When the Russian forces saw Rodion’s unit, they began shelling. Five people were injured, two died, another lost a leg. It took four hours to bring Rodion to the hospital, and at that time it was impossible to save his arm.

The amputation was so high that the center built a harness to support what would be his new bionic arm. Looking in the mirror as they adjusted it, pinching his new fingers, Rodion smiled and said, with a bit of pride, “I look like a cyborg.”

The center has plans to expand its work, but it is an expensive undertaking. A foot shell can cost around $8,000, a leg $25,000.

“This is very expensive stuff, but it’s robust. It’s not delicate,” Corcoran said. “Even though you think it’s expensive, it’s designed to be abused, designed for normal human life.”

That’s the idea. Eventually, the war will end and the Ukrainians treated at the facility will return home.

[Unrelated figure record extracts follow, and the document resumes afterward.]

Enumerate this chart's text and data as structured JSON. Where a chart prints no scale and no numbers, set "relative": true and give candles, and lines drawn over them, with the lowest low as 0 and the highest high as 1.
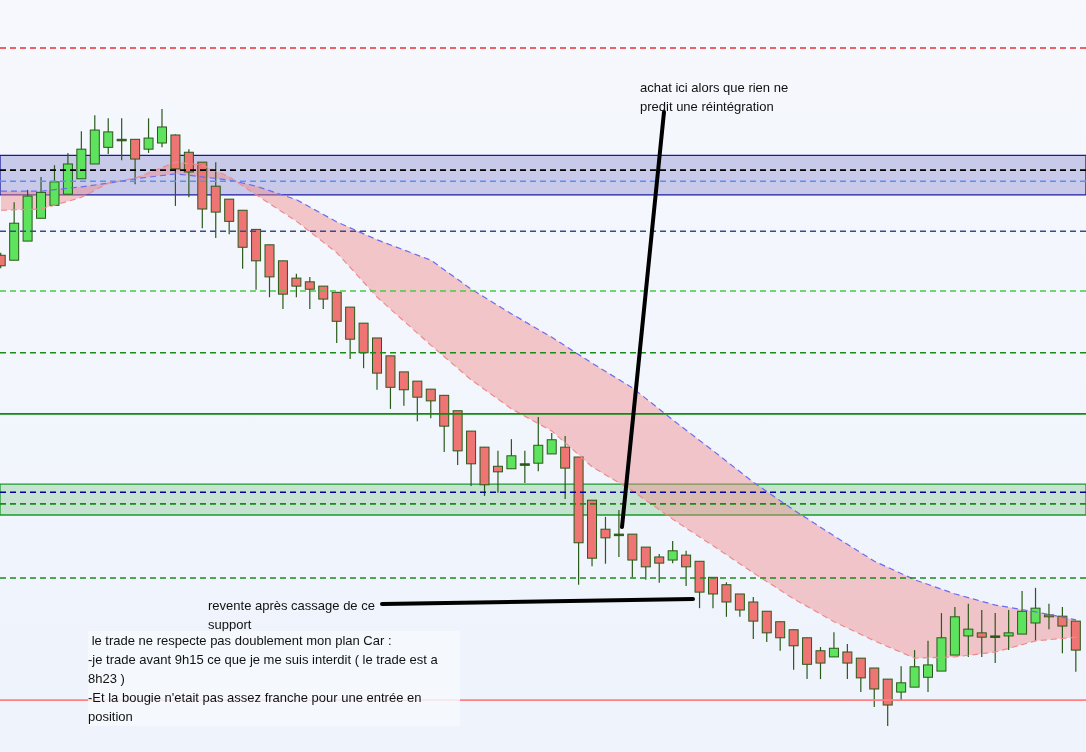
{
  "chart_data": {
    "type": "candlestick",
    "relative": true,
    "tick_labels": false,
    "legend": false,
    "categories": [
      null,
      null,
      null,
      null,
      null,
      null,
      null,
      null,
      null,
      null,
      null,
      null,
      null,
      null,
      null,
      null,
      null,
      null,
      null,
      null,
      null,
      null,
      null,
      null,
      null,
      null,
      null,
      null,
      null,
      null,
      null,
      null,
      null,
      null,
      null,
      null,
      null,
      null,
      null,
      null,
      null,
      null,
      null,
      null,
      null,
      null,
      null,
      null,
      null,
      null,
      null,
      null,
      null,
      null,
      null,
      null,
      null,
      null,
      null,
      null,
      null,
      null,
      null,
      null,
      null,
      null,
      null,
      null,
      null,
      null,
      null,
      null,
      null,
      null,
      null,
      null,
      null,
      null,
      null,
      null,
      null
    ],
    "ohlc": [
      [
        0.763,
        0.767,
        0.742,
        0.746
      ],
      [
        0.755,
        0.849,
        0.755,
        0.815
      ],
      [
        0.786,
        0.869,
        0.786,
        0.859
      ],
      [
        0.823,
        0.89,
        0.823,
        0.865
      ],
      [
        0.844,
        0.909,
        0.844,
        0.882
      ],
      [
        0.862,
        0.929,
        0.862,
        0.911
      ],
      [
        0.887,
        0.964,
        0.887,
        0.935
      ],
      [
        0.911,
        0.99,
        0.911,
        0.966
      ],
      [
        0.938,
        0.985,
        0.927,
        0.963
      ],
      [
        0.951,
        0.985,
        0.917,
        0.951
      ],
      [
        0.951,
        0.951,
        0.878,
        0.919
      ],
      [
        0.935,
        0.985,
        0.929,
        0.953
      ],
      [
        0.945,
        1,
        0.938,
        0.971
      ],
      [
        0.958,
        0.959,
        0.843,
        0.903
      ],
      [
        0.93,
        0.935,
        0.857,
        0.898
      ],
      [
        0.914,
        0.914,
        0.807,
        0.838
      ],
      [
        0.875,
        0.914,
        0.791,
        0.833
      ],
      [
        0.854,
        0.854,
        0.797,
        0.818
      ],
      [
        0.836,
        0.836,
        0.741,
        0.776
      ],
      [
        0.805,
        0.805,
        0.707,
        0.754
      ],
      [
        0.78,
        0.78,
        0.695,
        0.728
      ],
      [
        0.754,
        0.754,
        0.676,
        0.7
      ],
      [
        0.726,
        0.733,
        0.695,
        0.713
      ],
      [
        0.72,
        0.728,
        0.676,
        0.708
      ],
      [
        0.713,
        0.713,
        0.676,
        0.692
      ],
      [
        0.703,
        0.703,
        0.621,
        0.656
      ],
      [
        0.679,
        0.679,
        0.595,
        0.627
      ],
      [
        0.653,
        0.653,
        0.58,
        0.605
      ],
      [
        0.629,
        0.629,
        0.545,
        0.572
      ],
      [
        0.6,
        0.6,
        0.514,
        0.549
      ],
      [
        0.574,
        0.574,
        0.519,
        0.545
      ],
      [
        0.559,
        0.559,
        0.494,
        0.533
      ],
      [
        0.546,
        0.546,
        0.499,
        0.527
      ],
      [
        0.536,
        0.536,
        0.444,
        0.486
      ],
      [
        0.511,
        0.511,
        0.423,
        0.446
      ],
      [
        0.478,
        0.478,
        0.389,
        0.425
      ],
      [
        0.452,
        0.452,
        0.373,
        0.391
      ],
      [
        0.421,
        0.446,
        0.378,
        0.412
      ],
      [
        0.417,
        0.465,
        0.417,
        0.438
      ],
      [
        0.425,
        0.446,
        0.394,
        0.425
      ],
      [
        0.426,
        0.501,
        0.413,
        0.455
      ],
      [
        0.441,
        0.475,
        0.441,
        0.464
      ],
      [
        0.452,
        0.47,
        0.368,
        0.418
      ],
      [
        0.436,
        0.436,
        0.229,
        0.297
      ],
      [
        0.366,
        0.366,
        0.259,
        0.272
      ],
      [
        0.319,
        0.339,
        0.263,
        0.305
      ],
      [
        0.311,
        0.35,
        0.274,
        0.311
      ],
      [
        0.311,
        0.311,
        0.241,
        0.269
      ],
      [
        0.29,
        0.29,
        0.237,
        0.258
      ],
      [
        0.274,
        0.279,
        0.232,
        0.264
      ],
      [
        0.269,
        0.3,
        0.264,
        0.284
      ],
      [
        0.277,
        0.284,
        0.227,
        0.258
      ],
      [
        0.267,
        0.267,
        0.191,
        0.217
      ],
      [
        0.241,
        0.241,
        0.191,
        0.214
      ],
      [
        0.229,
        0.233,
        0.177,
        0.201
      ],
      [
        0.214,
        0.214,
        0.177,
        0.188
      ],
      [
        0.201,
        0.209,
        0.141,
        0.17
      ],
      [
        0.186,
        0.186,
        0.136,
        0.151
      ],
      [
        0.169,
        0.169,
        0.122,
        0.143
      ],
      [
        0.156,
        0.157,
        0.091,
        0.13
      ],
      [
        0.143,
        0.143,
        0.076,
        0.1
      ],
      [
        0.122,
        0.128,
        0.076,
        0.102
      ],
      [
        0.112,
        0.152,
        0.112,
        0.126
      ],
      [
        0.12,
        0.133,
        0.076,
        0.102
      ],
      [
        0.11,
        0.11,
        0.055,
        0.078
      ],
      [
        0.094,
        0.094,
        0.031,
        0.06
      ],
      [
        0.076,
        0.076,
        0,
        0.034
      ],
      [
        0.055,
        0.097,
        0.042,
        0.07
      ],
      [
        0.063,
        0.123,
        0.063,
        0.096
      ],
      [
        0.079,
        0.138,
        0.055,
        0.099
      ],
      [
        0.089,
        0.183,
        0.089,
        0.143
      ],
      [
        0.115,
        0.193,
        0.115,
        0.177
      ],
      [
        0.146,
        0.198,
        0.112,
        0.157
      ],
      [
        0.151,
        0.188,
        0.112,
        0.144
      ],
      [
        0.146,
        0.183,
        0.102,
        0.146
      ],
      [
        0.146,
        0.188,
        0.123,
        0.151
      ],
      [
        0.149,
        0.219,
        0.149,
        0.186
      ],
      [
        0.167,
        0.224,
        0.138,
        0.191
      ],
      [
        0.18,
        0.198,
        0.157,
        0.177
      ],
      [
        0.178,
        0.193,
        0.118,
        0.162
      ],
      [
        0.17,
        0.17,
        0.088,
        0.123
      ]
    ],
    "series": [
      {
        "type": "line",
        "color": "#6b6bf2",
        "line_style": "dashed",
        "values": [
          0.867,
          null,
          null,
          0.867,
          null,
          null,
          0.874,
          null,
          0.88,
          null,
          0.887,
          null,
          null,
          0.895,
          null,
          0.89,
          null,
          0.885,
          null,
          0.875,
          null,
          null,
          0.853,
          null,
          null,
          0.817,
          null,
          null,
          0.788,
          null,
          null,
          null,
          0.755,
          null,
          null,
          0.708,
          null,
          null,
          0.668,
          null,
          null,
          0.63,
          null,
          null,
          0.588,
          null,
          null,
          0.548,
          null,
          null,
          0.496,
          null,
          null,
          0.446,
          null,
          null,
          0.395,
          null,
          null,
          0.35,
          null,
          null,
          0.308,
          null,
          null,
          0.267,
          null,
          null,
          0.237,
          null,
          null,
          0.214,
          null,
          null,
          0.196,
          null,
          null,
          0.185,
          null,
          null,
          0.172
        ]
      },
      {
        "type": "line",
        "color": "#f08a8a",
        "line_style": "dashed",
        "values": [
          0.836,
          null,
          null,
          0.838,
          null,
          null,
          0.857,
          null,
          0.88,
          null,
          0.888,
          null,
          null,
          0.914,
          null,
          0.909,
          null,
          0.89,
          null,
          0.861,
          null,
          null,
          0.818,
          null,
          null,
          0.767,
          null,
          null,
          0.695,
          null,
          null,
          null,
          0.617,
          null,
          null,
          0.561,
          null,
          null,
          0.514,
          null,
          null,
          0.478,
          null,
          null,
          0.42,
          null,
          null,
          0.381,
          null,
          null,
          0.335,
          null,
          null,
          0.292,
          null,
          null,
          0.248,
          null,
          null,
          0.206,
          null,
          null,
          0.169,
          null,
          null,
          0.138,
          null,
          null,
          0.11,
          null,
          null,
          0.112,
          null,
          null,
          0.12,
          null,
          null,
          0.138,
          null,
          null,
          0.144
        ]
      }
    ],
    "bands": [
      {
        "axis": "y",
        "from": 0.861,
        "to": 0.925,
        "color": "#1a1aa0"
      },
      {
        "axis": "y",
        "from": 0.342,
        "to": 0.392,
        "color": "#1a9a2a"
      }
    ],
    "ref_lines": [
      {
        "axis": "y",
        "value": 1.099,
        "color": "#e83030",
        "line_style": "dashed"
      },
      {
        "axis": "y",
        "value": 0.901,
        "color": "#000000",
        "line_style": "dashed"
      },
      {
        "axis": "y",
        "value": 0.883,
        "color": "#5b8ff0",
        "line_style": "dashed"
      },
      {
        "axis": "y",
        "value": 0.802,
        "color": "#3a4a8a",
        "line_style": "dashed"
      },
      {
        "axis": "y",
        "value": 0.705,
        "color": "#44cc44",
        "line_style": "dashed"
      },
      {
        "axis": "y",
        "value": 0.605,
        "color": "#1a8a1a",
        "line_style": "dashed"
      },
      {
        "axis": "y",
        "value": 0.506,
        "color": "#118811",
        "line_style": "solid"
      },
      {
        "axis": "y",
        "value": 0.379,
        "color": "#000099",
        "line_style": "dashed"
      },
      {
        "axis": "y",
        "value": 0.36,
        "color": "#1a8a1a",
        "line_style": "dashed"
      },
      {
        "axis": "y",
        "value": 0.24,
        "color": "#1a8a1a",
        "line_style": "dashed"
      },
      {
        "axis": "y",
        "value": 0.042,
        "color": "#ff8080",
        "line_style": "solid"
      }
    ],
    "annotations": [
      "achat ici alors que rien ne predit une réintégration",
      "revente après cassage de ce support",
      " le trade ne respecte pas doublement mon plan Car :",
      "-je trade avant 9h15 ce que je me suis interdit ( le trade est a 8h23 )",
      "-Et la bougie n'etait pas assez franche pour une entrée en position"
    ]
  }
}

Fedun, who has been here the longest, around a month, is honing his reflexes with his new knees. Part of his rehabilitation therapy is falling down and getting up again, a skill many of us take for granted. He does it four times, proving that he “can” do it.

He says he plans to not only walk on his new legs, but also run back to the front lines and fight for his country.

“It’s a miracle,” he said. “I feel like me again. This is where hope is born.”